Night life in Colombo.  Quiet.

That evening, as I planned a big Saturday night in Colombo, I felt excited.  Time Out Sri Lanka lists all the bars in Colombo, and I’d picked a few for us around the Colombo 01 area.  Descriptions of the bars made each one sound so fantastic, sexy, happening, cool.  And so, we hit the first place, Blue Margarita – a ‘sexy spot with huge floor to ceiling windows showcasing stunning views of Galle Face bay.’  Kind of.  It looked OK.  No views to speak of, and, as with most places in this part of the world, full of local men.  Still, the band were good, and they even played Everybody Wants to Rule the World, which you can’t help but sing along to.  I had a big bottle of overpriced local beer – Three Coins, German style beer and very refreshing.  Vero had a blue Margarita.  I imagined later it could get pretty good on that dancefloor, but we left anyway, walking to the Hilton and the Echelon bar.  Time Out’s description of this bar ‘a cosyBritish style pub with lovely atmosphere and sports on TV with great pub grub and beer selection’ was a bit wide of the mark.  It was tiny, not cosy.  There was nothing authentically British about it.  It was a cold, sterile, typical hotel bar.  Disappointed, we walked to Chestnam St and to Shamrock – ‘a hip and happening place full of the trendy socialites of Colombo.’  Not quite.  One tiny room, a couple of leather sofas, a tiny bar, and full of Sri Lankan men with a sprinkling og generously-sized women who might have been their mum’s.  Still, one chap was particularly friendly.  He came over, confidently shook my hand, declared it was his son’s birthday, introduced me to his son, and then invited us to drink and eat on his tab for the whole night.  He informed the waiter of his plan too, and the waiter shook hi head from side-t0-side in the manner of South Asians, and I knew then that this was no scam, that it was a genuine offer from a dad proud of his son and wanting to celebrate with everybody, friend or not.

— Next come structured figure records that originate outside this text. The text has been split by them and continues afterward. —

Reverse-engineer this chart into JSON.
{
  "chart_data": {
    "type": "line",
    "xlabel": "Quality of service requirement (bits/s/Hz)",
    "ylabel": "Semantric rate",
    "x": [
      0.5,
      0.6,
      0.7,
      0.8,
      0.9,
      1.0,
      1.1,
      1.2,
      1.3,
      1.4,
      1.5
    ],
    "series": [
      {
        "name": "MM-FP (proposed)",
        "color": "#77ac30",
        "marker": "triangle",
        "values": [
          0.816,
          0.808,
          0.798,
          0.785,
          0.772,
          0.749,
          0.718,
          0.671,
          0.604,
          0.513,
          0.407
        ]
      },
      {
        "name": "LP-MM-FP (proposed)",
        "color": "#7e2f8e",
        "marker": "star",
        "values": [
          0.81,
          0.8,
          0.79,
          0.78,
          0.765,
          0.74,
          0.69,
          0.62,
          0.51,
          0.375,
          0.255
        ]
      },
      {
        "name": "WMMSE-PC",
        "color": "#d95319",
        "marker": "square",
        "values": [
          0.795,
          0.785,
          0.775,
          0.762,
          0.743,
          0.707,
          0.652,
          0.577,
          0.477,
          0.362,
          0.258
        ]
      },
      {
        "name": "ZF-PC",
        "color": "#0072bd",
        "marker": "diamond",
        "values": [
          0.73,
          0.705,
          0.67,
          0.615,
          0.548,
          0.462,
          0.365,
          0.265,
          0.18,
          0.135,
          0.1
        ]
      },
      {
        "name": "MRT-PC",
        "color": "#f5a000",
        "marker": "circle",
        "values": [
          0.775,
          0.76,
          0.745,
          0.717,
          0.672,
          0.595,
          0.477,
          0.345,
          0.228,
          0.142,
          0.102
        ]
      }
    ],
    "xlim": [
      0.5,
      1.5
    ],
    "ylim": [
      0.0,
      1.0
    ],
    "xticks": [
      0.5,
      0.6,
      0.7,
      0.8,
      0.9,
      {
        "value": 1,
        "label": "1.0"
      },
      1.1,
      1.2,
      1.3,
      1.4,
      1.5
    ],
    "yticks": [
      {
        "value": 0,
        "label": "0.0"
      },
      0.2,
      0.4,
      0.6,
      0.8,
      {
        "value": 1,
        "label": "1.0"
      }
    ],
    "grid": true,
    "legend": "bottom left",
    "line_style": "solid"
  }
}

We left after only one drink (the one I’d paid for), as we really weren’t keen on getting involved, and we found the Old Dutch Hospital, where we had a lovely meal of tapas, hummus, ceviche and wine, soaking up the atmosphere of this stylish little corner of Colombo.

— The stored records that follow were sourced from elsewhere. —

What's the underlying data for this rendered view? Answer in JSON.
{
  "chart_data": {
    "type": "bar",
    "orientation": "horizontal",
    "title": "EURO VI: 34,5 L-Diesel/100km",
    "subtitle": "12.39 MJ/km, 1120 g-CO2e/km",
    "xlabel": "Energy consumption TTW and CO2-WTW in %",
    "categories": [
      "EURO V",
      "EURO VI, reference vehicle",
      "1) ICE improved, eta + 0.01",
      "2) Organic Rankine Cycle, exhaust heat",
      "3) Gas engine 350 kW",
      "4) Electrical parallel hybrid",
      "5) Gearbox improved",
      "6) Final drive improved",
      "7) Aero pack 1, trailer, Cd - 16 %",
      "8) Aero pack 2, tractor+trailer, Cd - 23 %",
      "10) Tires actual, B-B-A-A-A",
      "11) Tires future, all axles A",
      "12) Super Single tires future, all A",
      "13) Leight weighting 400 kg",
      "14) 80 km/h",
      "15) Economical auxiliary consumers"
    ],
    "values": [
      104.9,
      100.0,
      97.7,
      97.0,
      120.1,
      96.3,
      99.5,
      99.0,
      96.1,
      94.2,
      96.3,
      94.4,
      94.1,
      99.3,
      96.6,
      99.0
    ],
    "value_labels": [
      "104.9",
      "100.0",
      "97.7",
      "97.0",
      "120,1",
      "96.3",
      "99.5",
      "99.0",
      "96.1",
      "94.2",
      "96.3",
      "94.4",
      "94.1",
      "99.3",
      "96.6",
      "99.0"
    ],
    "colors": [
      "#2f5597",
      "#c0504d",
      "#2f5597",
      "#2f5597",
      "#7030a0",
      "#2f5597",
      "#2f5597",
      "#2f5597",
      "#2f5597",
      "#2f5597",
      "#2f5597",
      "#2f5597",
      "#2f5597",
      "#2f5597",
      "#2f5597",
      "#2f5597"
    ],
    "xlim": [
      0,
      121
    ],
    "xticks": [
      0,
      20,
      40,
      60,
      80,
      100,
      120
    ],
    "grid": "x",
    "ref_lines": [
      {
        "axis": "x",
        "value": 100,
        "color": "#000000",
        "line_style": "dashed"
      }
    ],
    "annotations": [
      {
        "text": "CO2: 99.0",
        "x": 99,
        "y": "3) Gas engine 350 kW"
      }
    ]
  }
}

From here we got a tuk-tuk back.  We were quoted Rs450 – an absolute rip-off seeing as though we’d paid Rs100 to get here a few hours earlier.  Eventually one guy took us for Rs200 – and the short ride back was basically one big sales pitch and attempt at getting more money.  He wanted us to drive the tuk-tuk (for a price I’m sure!).  He wanted to take us to some jewellery shops the next day (50% disount!).  He wanted to drive us to Unawatuna.  Three hours?  In a tuk-tuk?  No chance.  We got back to the hotel, paid the Rs200, and I promised to call him, just to shake him off.  Of course, I never did.  We got to the room exhausted and ready for bed – it had been a seemingly endless first day in chaotic Colombo.